20 questions for 2015

I wrote a detailed post a few weeks ago looking at some of the key structural questions in mobile - with the platform wars over (their first phase, at least), what's happening to Android, what will happen to interaction models and so on. But it's also worth looking at just how much could change just in 2015 - or even in January. Everything is wide open. So, here, in no special order, are 20 questions for 2015, any one of which would change things a lot. I've written about most of these topics already in 2014 - in 2015 they're even more interesting. 

  1. Will Facebook relaunch Messenger as a Wechat-style sharing and discovery platform - which would be Facebook's first real 'native' mobile experience? I doubt David Marcus joined to add stickers, after all. Link
  2. If Messenger is a move up the stack, will Facebook try something further down, or did it decide to give up after the failure of Home?
  3. Will we find out how much of Facebook's explosive mobile ad revenue is app installs? 
  4. How will Amazon follow the failure of the Fire Phone? Will it try a (much) cheaper price - say $200 unsubsidised, even though the US pricing structure makes that much harder than elsewhere? 
  5. Will we see the 'Fire' platform on devices from other OEMs? The Google contract forbids selling both Google's, closed Android devices and open ones, but a new OEM might not care. Link
  6. Will we get resolution on the Android versus Chrome division? I can see one scenario in which Android becomes a legacy run-time on top of Chrome phones, with Google moving everything back towards the web. 
  7. Does Google double down on Glass or (officially) give up? Launch another new Labs project? Or wait for Magic Leap?
  8. Will we start seeing more open Android devices on sale outside China and emerging markets? Which if any Chinese OEMs will come to Europe, or will that be for new, local companies? Will they try to become premium players - will Lenovo succeed where Huawei and ZTE failed? And (if they want to) can they get away without Google services? Link
  9. Does Samsung bounce back with another successful pivot?
  10. Will a well-known OEM exit the phone market, or get bought? (Sony and HTC look like candidates, or even RIM)
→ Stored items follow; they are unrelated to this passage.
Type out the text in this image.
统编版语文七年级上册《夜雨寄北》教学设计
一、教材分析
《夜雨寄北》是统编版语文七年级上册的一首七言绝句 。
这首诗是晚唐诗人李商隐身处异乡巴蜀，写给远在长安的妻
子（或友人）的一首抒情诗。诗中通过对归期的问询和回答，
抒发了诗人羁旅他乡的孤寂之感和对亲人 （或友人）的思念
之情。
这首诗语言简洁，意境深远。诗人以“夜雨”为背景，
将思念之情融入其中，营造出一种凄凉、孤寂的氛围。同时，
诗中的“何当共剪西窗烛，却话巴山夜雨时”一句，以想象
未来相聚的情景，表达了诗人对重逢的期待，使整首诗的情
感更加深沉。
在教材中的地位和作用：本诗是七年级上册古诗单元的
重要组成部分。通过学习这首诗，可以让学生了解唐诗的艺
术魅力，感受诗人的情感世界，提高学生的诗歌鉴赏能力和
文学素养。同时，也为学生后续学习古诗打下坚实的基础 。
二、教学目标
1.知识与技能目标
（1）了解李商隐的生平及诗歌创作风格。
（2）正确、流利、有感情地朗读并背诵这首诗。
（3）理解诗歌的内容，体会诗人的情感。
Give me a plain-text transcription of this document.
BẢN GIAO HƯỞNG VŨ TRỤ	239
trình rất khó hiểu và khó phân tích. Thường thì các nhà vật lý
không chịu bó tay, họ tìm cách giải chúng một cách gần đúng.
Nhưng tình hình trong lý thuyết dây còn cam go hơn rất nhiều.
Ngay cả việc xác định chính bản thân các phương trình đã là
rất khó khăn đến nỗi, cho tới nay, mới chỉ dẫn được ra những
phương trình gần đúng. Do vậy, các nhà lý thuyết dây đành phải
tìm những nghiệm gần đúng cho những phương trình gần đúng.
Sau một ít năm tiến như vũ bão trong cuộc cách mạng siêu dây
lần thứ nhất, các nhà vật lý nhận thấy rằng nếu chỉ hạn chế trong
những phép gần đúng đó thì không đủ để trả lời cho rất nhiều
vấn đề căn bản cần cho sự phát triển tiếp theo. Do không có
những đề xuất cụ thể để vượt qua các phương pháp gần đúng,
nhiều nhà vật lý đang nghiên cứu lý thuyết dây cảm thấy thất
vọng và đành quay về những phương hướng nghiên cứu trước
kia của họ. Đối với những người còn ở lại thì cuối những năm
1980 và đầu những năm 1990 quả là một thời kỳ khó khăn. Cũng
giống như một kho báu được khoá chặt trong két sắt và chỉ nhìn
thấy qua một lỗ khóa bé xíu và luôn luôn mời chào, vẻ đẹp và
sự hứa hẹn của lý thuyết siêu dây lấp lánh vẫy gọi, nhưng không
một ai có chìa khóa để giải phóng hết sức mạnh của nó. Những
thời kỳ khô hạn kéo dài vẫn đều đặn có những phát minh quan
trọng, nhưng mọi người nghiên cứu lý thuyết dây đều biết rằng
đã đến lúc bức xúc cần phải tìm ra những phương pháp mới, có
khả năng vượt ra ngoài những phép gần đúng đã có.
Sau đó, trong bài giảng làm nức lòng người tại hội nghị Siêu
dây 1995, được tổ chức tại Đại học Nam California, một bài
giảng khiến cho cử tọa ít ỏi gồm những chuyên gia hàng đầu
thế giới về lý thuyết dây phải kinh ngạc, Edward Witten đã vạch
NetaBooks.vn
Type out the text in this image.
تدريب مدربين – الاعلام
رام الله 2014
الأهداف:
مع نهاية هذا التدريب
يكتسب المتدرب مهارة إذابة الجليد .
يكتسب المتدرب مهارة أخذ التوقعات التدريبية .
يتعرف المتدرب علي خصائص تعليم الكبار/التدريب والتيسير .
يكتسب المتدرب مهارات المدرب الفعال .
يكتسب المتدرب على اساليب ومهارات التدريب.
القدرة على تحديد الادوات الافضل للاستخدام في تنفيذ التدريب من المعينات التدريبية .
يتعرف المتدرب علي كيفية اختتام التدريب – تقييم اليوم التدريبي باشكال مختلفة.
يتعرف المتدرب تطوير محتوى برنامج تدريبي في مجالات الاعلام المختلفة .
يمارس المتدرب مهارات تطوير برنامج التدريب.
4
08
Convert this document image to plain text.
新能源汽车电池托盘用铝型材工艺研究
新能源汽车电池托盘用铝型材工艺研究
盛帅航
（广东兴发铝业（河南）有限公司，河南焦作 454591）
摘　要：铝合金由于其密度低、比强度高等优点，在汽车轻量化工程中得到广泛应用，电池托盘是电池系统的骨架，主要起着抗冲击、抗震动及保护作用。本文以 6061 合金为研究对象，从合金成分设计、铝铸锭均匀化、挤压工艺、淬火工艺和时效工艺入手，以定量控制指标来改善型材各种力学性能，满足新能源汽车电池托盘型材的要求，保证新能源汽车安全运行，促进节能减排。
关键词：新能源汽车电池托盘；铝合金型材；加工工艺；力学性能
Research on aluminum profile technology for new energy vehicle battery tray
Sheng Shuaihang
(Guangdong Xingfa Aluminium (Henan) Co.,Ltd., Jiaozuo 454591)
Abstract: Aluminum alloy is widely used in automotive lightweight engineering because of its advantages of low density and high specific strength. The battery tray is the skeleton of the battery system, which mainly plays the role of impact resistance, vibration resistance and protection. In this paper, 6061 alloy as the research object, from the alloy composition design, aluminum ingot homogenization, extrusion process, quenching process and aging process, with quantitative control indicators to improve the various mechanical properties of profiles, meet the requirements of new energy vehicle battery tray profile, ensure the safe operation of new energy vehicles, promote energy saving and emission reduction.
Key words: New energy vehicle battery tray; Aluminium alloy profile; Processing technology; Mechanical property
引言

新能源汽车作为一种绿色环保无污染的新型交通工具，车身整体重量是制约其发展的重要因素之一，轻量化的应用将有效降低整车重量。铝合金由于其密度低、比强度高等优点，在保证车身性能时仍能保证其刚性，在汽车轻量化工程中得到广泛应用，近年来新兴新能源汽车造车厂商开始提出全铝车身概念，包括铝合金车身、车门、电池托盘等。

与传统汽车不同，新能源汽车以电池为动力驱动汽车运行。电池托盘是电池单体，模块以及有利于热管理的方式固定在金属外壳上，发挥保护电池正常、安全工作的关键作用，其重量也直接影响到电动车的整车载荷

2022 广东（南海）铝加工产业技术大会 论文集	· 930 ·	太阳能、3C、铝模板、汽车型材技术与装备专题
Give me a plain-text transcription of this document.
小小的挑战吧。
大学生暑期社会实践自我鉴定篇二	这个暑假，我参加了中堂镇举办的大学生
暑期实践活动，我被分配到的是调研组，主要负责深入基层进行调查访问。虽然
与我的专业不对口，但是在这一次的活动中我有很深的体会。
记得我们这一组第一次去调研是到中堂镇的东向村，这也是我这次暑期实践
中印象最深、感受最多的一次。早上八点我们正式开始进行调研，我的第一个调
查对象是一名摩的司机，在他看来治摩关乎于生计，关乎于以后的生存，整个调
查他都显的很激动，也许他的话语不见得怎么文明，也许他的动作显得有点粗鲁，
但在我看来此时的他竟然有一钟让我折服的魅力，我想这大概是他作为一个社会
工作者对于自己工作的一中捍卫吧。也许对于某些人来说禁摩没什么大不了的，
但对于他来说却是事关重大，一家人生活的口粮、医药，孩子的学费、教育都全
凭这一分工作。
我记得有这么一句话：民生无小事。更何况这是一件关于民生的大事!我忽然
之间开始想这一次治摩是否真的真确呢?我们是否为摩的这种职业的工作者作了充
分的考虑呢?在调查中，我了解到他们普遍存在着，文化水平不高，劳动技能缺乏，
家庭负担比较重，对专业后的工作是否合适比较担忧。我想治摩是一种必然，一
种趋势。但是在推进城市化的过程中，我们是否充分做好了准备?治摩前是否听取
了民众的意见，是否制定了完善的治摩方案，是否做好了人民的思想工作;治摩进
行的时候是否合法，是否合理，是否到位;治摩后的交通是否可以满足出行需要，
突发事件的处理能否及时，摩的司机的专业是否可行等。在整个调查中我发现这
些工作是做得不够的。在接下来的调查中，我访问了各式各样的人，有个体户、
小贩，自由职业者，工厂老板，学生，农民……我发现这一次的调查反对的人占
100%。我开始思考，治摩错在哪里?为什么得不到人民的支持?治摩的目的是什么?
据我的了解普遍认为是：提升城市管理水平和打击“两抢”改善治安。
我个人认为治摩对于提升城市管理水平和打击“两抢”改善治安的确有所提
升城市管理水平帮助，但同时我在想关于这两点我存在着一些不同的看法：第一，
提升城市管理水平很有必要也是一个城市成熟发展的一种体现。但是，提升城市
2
  11. How far will Microsoft pursue its new 'it doesn't need to be on our OS' approach? It's already taken Office to iOS and Android, but how much might it try to leverage open Android?  
  12. How well will the Apple Watch sell? And more importantly, what does 'well' mean? A great financial result might not be enough to change the broader market environment and have second-order effects like changing the direction of app interaction models on smartphones - but still be a big loyalty driver for repeat iPhone purchases (say). Link
  13. What other new things does Apple have planned? Is this the year that the content rights finally align to let it launch a new TV product? What would that look like? Would it be as (superficially) benign to the TV industry as Apple Pay is to the card companies, or more directly destabilising? Link
  14. Also, Apple Music? Cloud? Will we start seeing some of the blind spots being filled in?
  15. The annual question - will Apple try to take more of the midrange with a $3-400 handset, or continue to leave that to old models and second-hand? Link
  16. Where will Apple and Google take the interaction model and integration model in WWDC/IO 2015? Integrate Uber and Lyft into the OS? Move into messaging? Into Social? With new meta-platforms starting to emerge on top of the OS layer, what do the people who own that layer do about it? Link
  17. Will tablet sales continue to be flat or will the balance of replacement and user growth shift towards growing (or shrinking) sales? Link
  18. Is this the year that the Bitcoin blockchain starts producing real consumer products? If so, they'll be on mobile first
  19. Do concepts like the Samsung Gear VR take off? What if Apple/Google try to bake the capability into the OS this summer?
  20. Finally, the most interesting thing to happen this year is almost certainly not on this list. One reason tech is so fun is that you only really start understanding things at the point they become irrelevant - there are always new questions.